第2話 動機

 初恋をした。それは応えてもらえない想いで破れてしまった。忘れようと泣いて諦めて、やっぱり好きになった。きっと、私はバカなんだと思う。じゃあ、私はその好きのためにバカでいよう。愚かな小娘であれるうちは突っ走ろう。だって、欲しいものは欲しい。好きなものは好きなのだ。



 王国の高位貴族の妾腹生まれの令嬢。生まれた時から正妻であるおかあさまをおかあさまとして養育されななつの年までお世話してくれていた乳母が実母であったと聞いた就学前の十歳女児アガタ・フローレンスです。

 自らの身分を弁えるようにとおかあさまに説明されたその夜に私はこのゲームを遊んでいた前世を思い出した。

 剣と魔法、魔物と迷宮。学園と恋愛。王子様を含むイケメンたちと数々のイベント。一夫一婦制ではない合法ハーレムエンド用の世界観。

 私は別に悪役令嬢ではない。悪役令嬢はもっと高位の令嬢だったはず。

 だからといってモブでもない。

 それなりに可愛いけれど、(どちらかと言えば育てゲー。恋愛はオマケ)私は平民になることもいざとなれば王子様の妻にもなれなくもない身分があるという中途半端な立場。いっそサポートキャラだったらよかったのにと思ってしまうヒロインの立ち位置だった。
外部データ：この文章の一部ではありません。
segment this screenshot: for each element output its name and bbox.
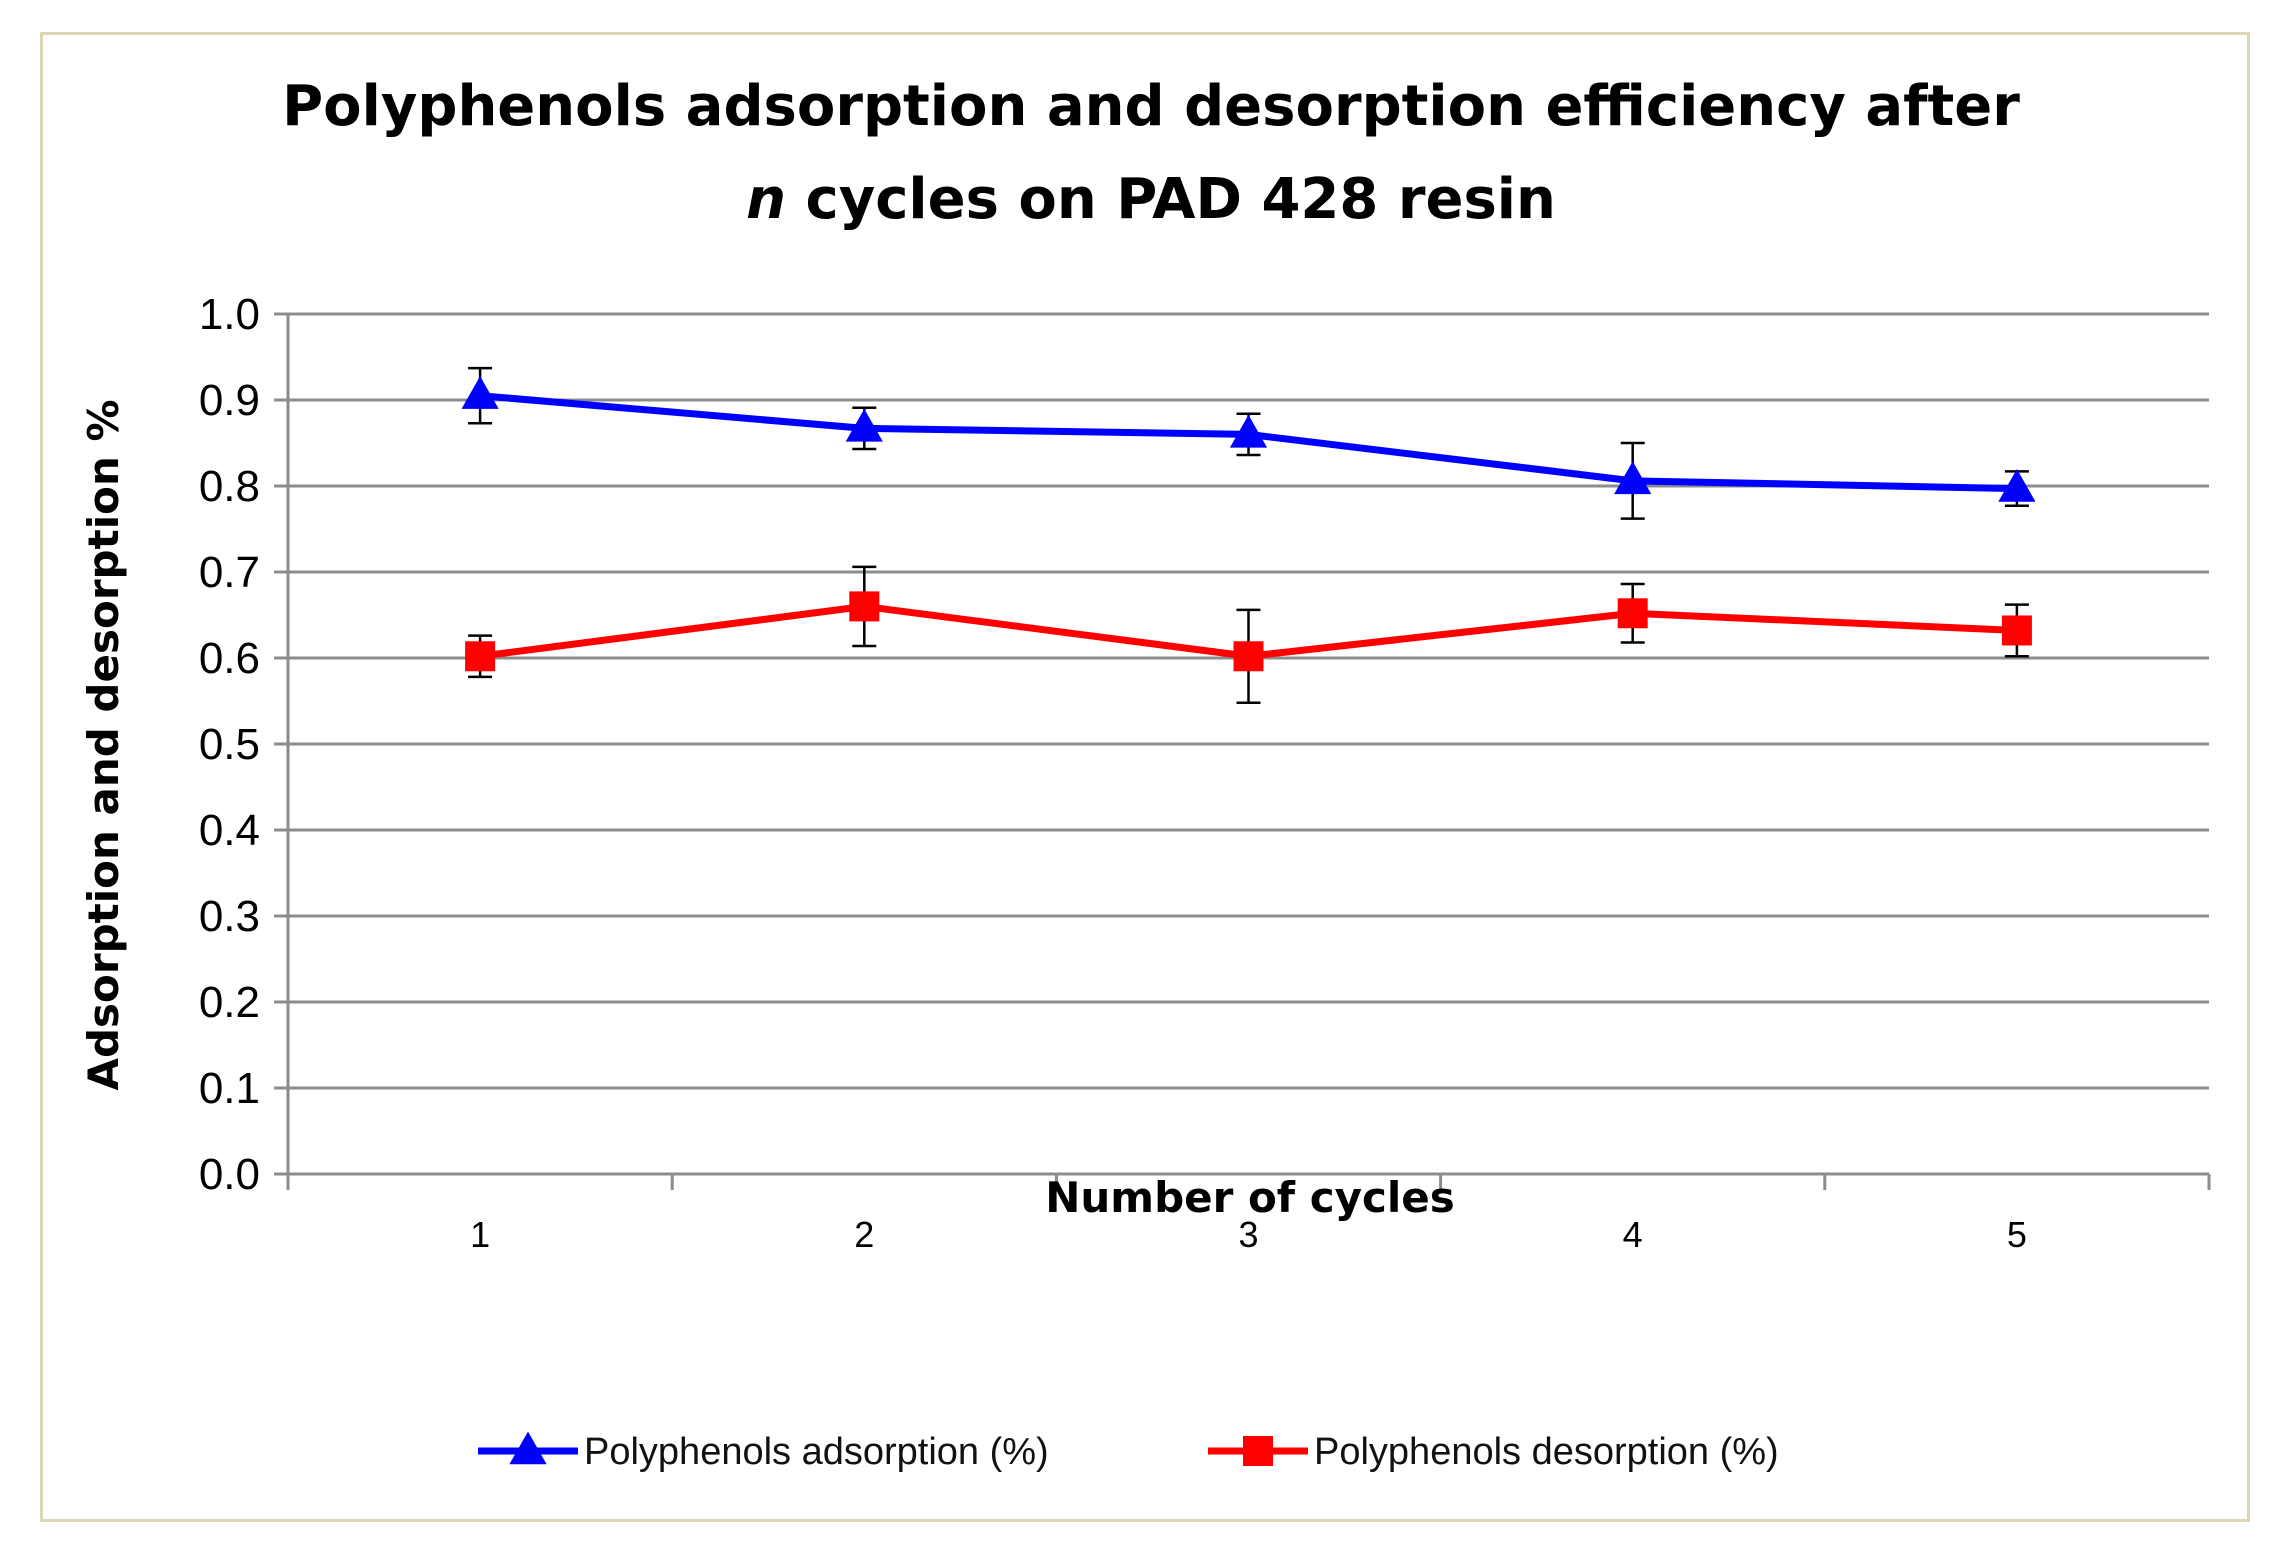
y-tick-label: 0.4 <box>199 806 260 855</box>
legend-label-desorption: Polyphenols desorption (%) <box>1314 1431 1779 1473</box>
chart-title-line2: n cycles on PAD 428 resin <box>746 167 1556 232</box>
chart-svg: Polyphenols adsorption and desorption ef… <box>79 74 2211 1473</box>
series-desorption <box>465 565 2032 704</box>
data-point-adsorption <box>1229 414 1268 448</box>
chart-title: Polyphenols adsorption and desorption ef… <box>282 74 2020 232</box>
y-tick-label: 0.2 <box>199 978 260 1027</box>
axis-layer <box>274 312 2211 1190</box>
x-tick-label: 1 <box>470 1214 490 1255</box>
chart-title-italic-n: n <box>746 167 786 232</box>
y-tick-label: 0.3 <box>199 892 260 941</box>
data-point-adsorption <box>461 376 499 409</box>
data-point-desorption <box>1617 598 1648 629</box>
y-tick-label: 0.1 <box>199 1064 260 1113</box>
legend-item-desorption: Polyphenols desorption (%) <box>1208 1431 1779 1473</box>
y-tick-label: 0.9 <box>199 376 260 425</box>
x-tick-label: 5 <box>2007 1214 2027 1255</box>
y-tick-label: 0.5 <box>199 720 260 769</box>
data-point-adsorption <box>1998 469 2036 502</box>
legend: Polyphenols adsorption (%) Polyphenols de… <box>478 1431 1779 1473</box>
x-tick-label: 2 <box>854 1214 874 1255</box>
y-tick-label: 0.6 <box>199 634 260 683</box>
data-point-adsorption <box>1614 461 1652 495</box>
chart-frame: Polyphenols adsorption and desorption ef… <box>40 32 2250 1522</box>
data-point-desorption <box>1233 641 1264 672</box>
x-tick-labels: 1 2 3 4 5 <box>470 1214 2027 1255</box>
chart-title-line1: Polyphenols adsorption and desorption ef… <box>282 74 2020 139</box>
chart-title-line2-rest: cycles on PAD 428 resin <box>786 167 1556 232</box>
data-point-desorption <box>849 591 880 622</box>
x-tick-label: 4 <box>1623 1214 1643 1255</box>
y-tick-label: 0.8 <box>199 462 260 511</box>
y-tick-labels: 0.0 0.1 0.2 0.3 0.4 0.5 0.6 0.7 0.8 0.9 1.0 <box>199 290 260 1199</box>
x-tick-label: 3 <box>1238 1214 1258 1255</box>
data-point-desorption <box>465 641 496 672</box>
legend-item-adsorption: Polyphenols adsorption (%) <box>478 1431 1049 1473</box>
y-axis-label: Adsorption and desorption % <box>79 399 128 1090</box>
grid-layer <box>288 312 2209 1176</box>
y-tick-label: 0.0 <box>199 1150 260 1199</box>
data-point-desorption <box>2001 615 2032 646</box>
y-tick-label: 0.7 <box>199 548 260 597</box>
series-adsorption <box>461 366 2036 520</box>
legend-marker-adsorption <box>509 1431 547 1465</box>
data-point-adsorption <box>845 408 883 442</box>
y-tick-label: 1.0 <box>199 290 260 339</box>
legend-marker-desorption <box>1243 1436 1273 1466</box>
x-axis-label: Number of cycles <box>1045 1173 1455 1222</box>
series-layer <box>461 366 2036 704</box>
legend-label-adsorption: Polyphenols adsorption (%) <box>584 1431 1049 1473</box>
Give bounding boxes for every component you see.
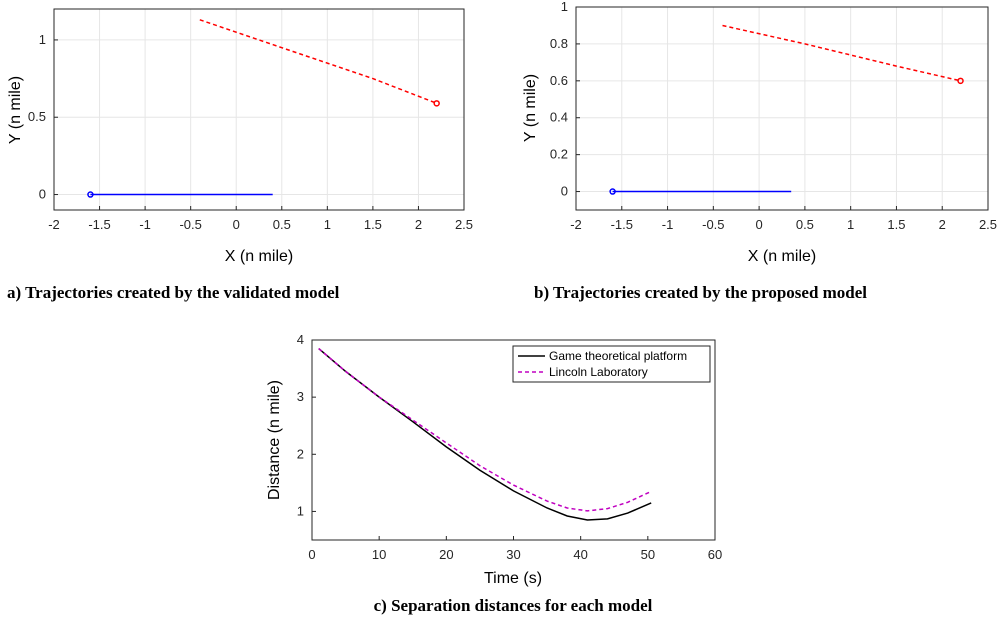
x-tick-label: 40: [573, 547, 587, 562]
chart-panel-c: 0 10 20 30 40 50 60 1 2 3 4 Game theoretical platf…: [266, 332, 722, 615]
x-tick-label: -2: [48, 217, 60, 232]
tick-labels-a: -2 -1.5 -1 -0.5 0 0.5 1 1.5 2 2.5 0 0.5 1: [28, 32, 473, 232]
x-tick-label: 2.5: [979, 217, 997, 232]
chart-panel-a: -2 -1.5 -1 -0.5 0 0.5 1 1.5 2 2.5 0 0.5 1 X (n mile)…: [7, 8, 473, 302]
y-tick-label: 2: [297, 446, 304, 461]
x-axis-label-b: X (n mile): [748, 248, 816, 265]
x-tick-label: 1: [847, 217, 854, 232]
plot-area-b: [576, 7, 988, 210]
y-tick-label: 0.5: [28, 109, 46, 124]
y-axis-label-c: Distance (n mile): [266, 380, 283, 500]
x-tick-label: 1: [324, 217, 331, 232]
axes-frame-a: [53, 8, 465, 211]
y-axis-label-b: Y (n mile): [522, 74, 539, 142]
y-tick-label: 0.6: [550, 73, 568, 88]
x-tick-label: 30: [506, 547, 520, 562]
series-end-marker: [957, 77, 964, 85]
tick-labels-c: 0 10 20 30 40 50 60 1 2 3 4: [297, 332, 722, 562]
tick-labels-b: -2 -1.5 -1 -0.5 0 0.5 1 1.5 2 2.5 0 0.2 0.4 0.6 0.8 1: [550, 0, 997, 232]
x-axis-label-c: Time (s): [484, 570, 542, 587]
legend-label-lincoln: Lincoln Laboratory: [549, 365, 648, 379]
chart-panel-b: -2 -1.5 -1 -0.5 0 0.5 1 1.5 2 2.5 0 0.2 0.4 0.6 0.8 1 X…: [522, 0, 997, 302]
series-start-marker: [609, 188, 616, 195]
series-group-b: [609, 24, 964, 195]
x-tick-label: -1.5: [88, 217, 110, 232]
axes-frame-c: [311, 339, 716, 541]
series-line-2: [318, 348, 652, 512]
legend-label-game: Game theoretical platform: [549, 349, 687, 363]
caption-c: c) Separation distances for each model: [374, 596, 653, 615]
series-line-2: [199, 19, 437, 104]
x-tick-label: -0.5: [702, 217, 724, 232]
plot-area-a: [54, 9, 464, 210]
y-tick-label: 0: [39, 187, 46, 202]
x-tick-label: 2: [415, 217, 422, 232]
x-axis-label-a: X (n mile): [225, 248, 293, 265]
y-tick-label: 1: [39, 32, 46, 47]
series-end-marker: [433, 100, 440, 107]
axes-frame-b: [575, 6, 989, 211]
legend-box: [512, 345, 711, 383]
x-tick-label: 10: [372, 547, 386, 562]
x-tick-label: 20: [439, 547, 453, 562]
x-tick-label: -1: [662, 217, 674, 232]
x-tick-label: -0.5: [179, 217, 201, 232]
series-start-marker: [87, 191, 94, 198]
y-tick-label: 3: [297, 389, 304, 404]
y-tick-label: 0.8: [550, 36, 568, 51]
x-tick-label: 1.5: [887, 217, 905, 232]
x-tick-label: 60: [708, 547, 722, 562]
x-tick-label: -1: [139, 217, 151, 232]
x-tick-label: -1.5: [611, 217, 633, 232]
caption-b: b) Trajectories created by the proposed …: [534, 283, 867, 302]
x-tick-label: -2: [570, 217, 582, 232]
x-tick-label: 50: [641, 547, 655, 562]
y-tick-label: 1: [297, 503, 304, 518]
caption-a: a) Trajectories created by the validated…: [7, 283, 340, 302]
y-axis-label-a: Y (n mile): [7, 76, 24, 144]
series-group-c: [318, 348, 652, 521]
x-tick-label: 0: [308, 547, 315, 562]
x-tick-label: 1.5: [364, 217, 382, 232]
series-line-2: [722, 24, 961, 82]
y-tick-label: 1: [561, 0, 568, 14]
y-tick-label: 4: [297, 332, 304, 347]
legend-c: Game theoretical platform Lincoln Labora…: [512, 345, 711, 383]
x-tick-label: 0: [233, 217, 240, 232]
y-tick-label: 0: [561, 184, 568, 199]
series-group-a: [87, 19, 440, 198]
y-tick-label: 0.4: [550, 110, 568, 125]
x-tick-label: 0.5: [273, 217, 291, 232]
x-tick-label: 0.5: [796, 217, 814, 232]
y-tick-label: 0.2: [550, 147, 568, 162]
x-tick-label: 2: [939, 217, 946, 232]
x-tick-label: 2.5: [455, 217, 473, 232]
x-tick-label: 0: [755, 217, 762, 232]
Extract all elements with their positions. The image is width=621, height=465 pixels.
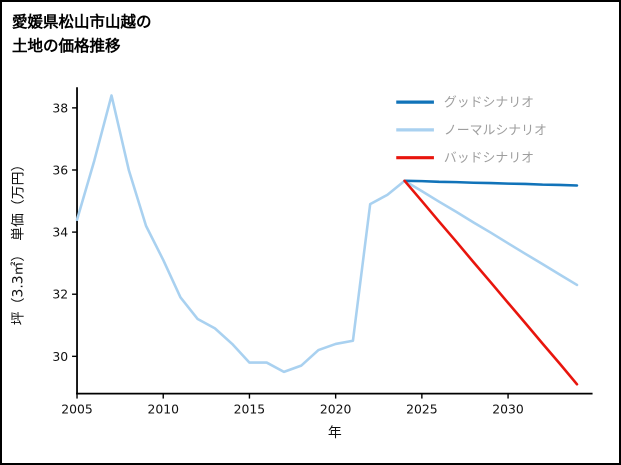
series-line-bad: [403, 179, 579, 386]
page-title-line2: 土地の価格推移: [12, 37, 121, 56]
x-tick-label: 2020: [320, 401, 352, 416]
x-tick-label: 2015: [234, 401, 266, 416]
y-tick-label: 32: [52, 287, 68, 302]
x-tick-label: 2005: [61, 401, 92, 416]
y-tick-label: 38: [52, 100, 68, 115]
series-line-normal: [75, 94, 579, 374]
y-tick-label: 36: [52, 162, 68, 177]
page-title: 愛媛県松山市山越の 土地の価格推移: [12, 10, 152, 58]
legend-label-bad: バッドシナリオ: [444, 151, 534, 166]
y-axis-label: 坪（3.3㎡） 単価（万円）: [10, 158, 26, 326]
y-tick-label: 30: [52, 349, 68, 364]
y-tick-label: 34: [52, 225, 68, 240]
x-tick-label: 2025: [406, 401, 438, 416]
legend-label-normal: ノーマルシナリオ: [444, 123, 547, 138]
legend-label-good: グッドシナリオ: [444, 96, 534, 111]
series-line-good: [403, 179, 579, 187]
x-tick-label: 2010: [147, 401, 179, 416]
x-tick-label: 2030: [492, 401, 524, 416]
x-axis-label: 年: [328, 425, 342, 441]
page-title-line1: 愛媛県松山市山越の: [12, 13, 152, 31]
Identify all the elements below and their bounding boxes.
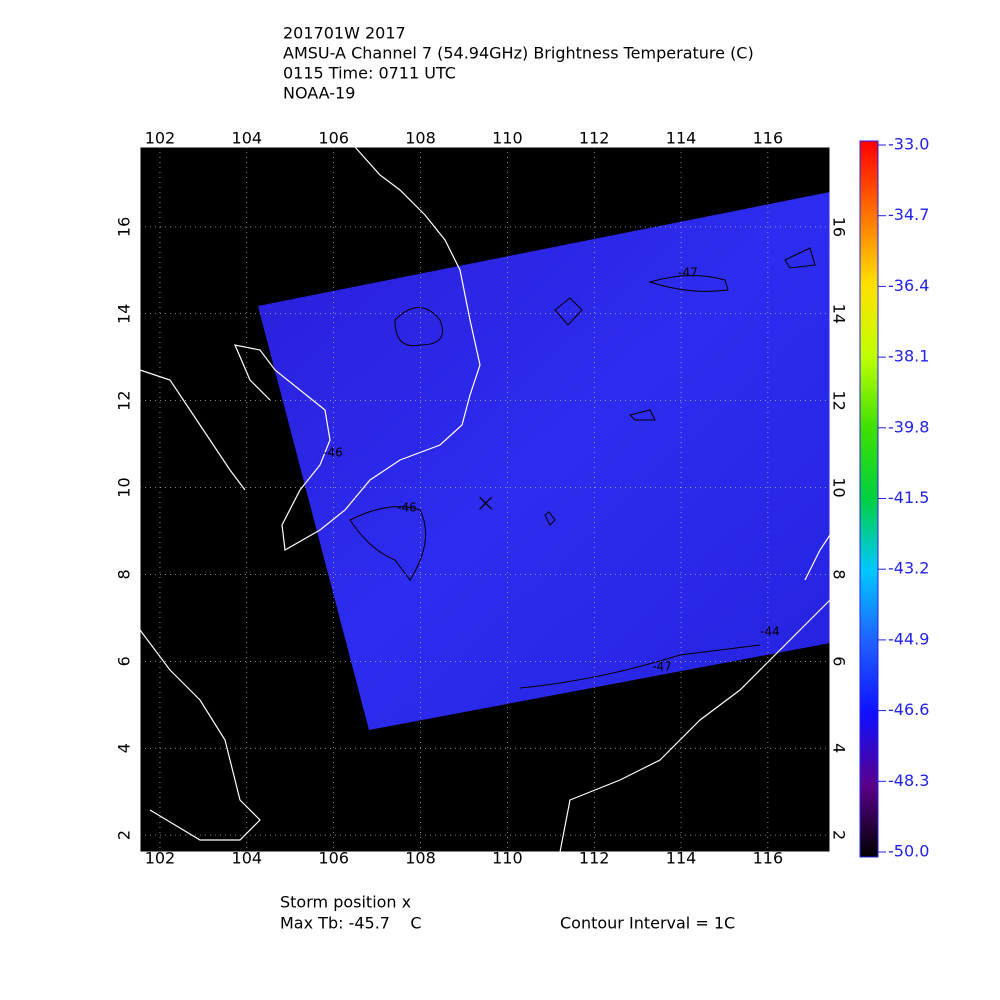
lon-tick-label: 106 bbox=[318, 849, 349, 868]
lon-tick-label: 108 bbox=[405, 129, 436, 148]
lon-tick-label: 112 bbox=[579, 129, 610, 148]
title-line: AMSU-A Channel 7 (54.94GHz) Brightness T… bbox=[283, 44, 754, 63]
colorbar-tick-label: -43.2 bbox=[888, 559, 929, 578]
contour-label: -44 bbox=[760, 625, 780, 639]
lat-tick-label: 14 bbox=[115, 304, 134, 324]
coastlines bbox=[139, 146, 831, 853]
lat-tick-label: 2 bbox=[830, 830, 849, 840]
colorbar-tick-label: -44.9 bbox=[888, 629, 929, 648]
colorbar-tick-label: -48.3 bbox=[888, 771, 929, 790]
lat-tick-label: 6 bbox=[830, 656, 849, 666]
lat-tick-label: 10 bbox=[115, 477, 134, 497]
colorbar-tick-label: -39.8 bbox=[888, 417, 929, 436]
lon-tick-label: 102 bbox=[145, 849, 176, 868]
lon-tick-label: 104 bbox=[232, 129, 263, 148]
storm-marker bbox=[479, 496, 493, 510]
colorbar-tick-label: -41.5 bbox=[888, 488, 929, 507]
lat-tick-label: 14 bbox=[830, 304, 849, 324]
colorbar-tick-label: -34.7 bbox=[888, 205, 929, 224]
contours bbox=[349, 247, 816, 689]
graticule bbox=[140, 147, 830, 852]
lon-tick-label: 106 bbox=[318, 129, 349, 148]
lon-tick-label: 116 bbox=[753, 129, 784, 148]
lon-tick-label: 114 bbox=[666, 849, 697, 868]
title-line: 0115 Time: 0711 UTC bbox=[283, 64, 456, 83]
lon-tick-label: 108 bbox=[405, 849, 436, 868]
lat-tick-label: 16 bbox=[115, 217, 134, 237]
lat-tick-label: 8 bbox=[115, 569, 134, 579]
colorbar-tick-label: -46.6 bbox=[888, 700, 929, 719]
colorbar bbox=[859, 140, 879, 858]
colorbar-axis: -33.0 -34.7 -36.4 -38.1 -39.8 -41.5 -43.2 -44.9… bbox=[878, 135, 929, 861]
colorbar-tick-label: -50.0 bbox=[888, 842, 929, 861]
lat-tick-label: 6 bbox=[115, 656, 134, 666]
colorbar-tick-label: -38.1 bbox=[888, 347, 929, 366]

 そして、私の好きな人は攻略キャラじゃないんだな。これが。どうしようかと掃除の行き届いた天井を仰いだ。

 自身と恋を育むメイン舞台は全寮制の学園。

 だから、私は第二王子の愛人エンドを目指す。

 王子にとっての本命でなく、将来的に下げ渡される前提でそばに侍るひとりとして。

「おっしゃー、気合入れるぞーーー!」

「お嬢様、お屋敷ではないのですから行動発言は慎まれますように」

 学園の寮、乳兄弟にして幼馴染みでもある侍女見習いのメープルが冷たく告げる。

「あ、はい。気をつけるわね」

 これは恋愛ゲームではなく自由度の高さが売りな育成ゲーム世界に主人公転生した私の物語である。





 六割の登場人物は攻略キャラなのになんで自宅の従業員は対象じゃないのよぉおおお。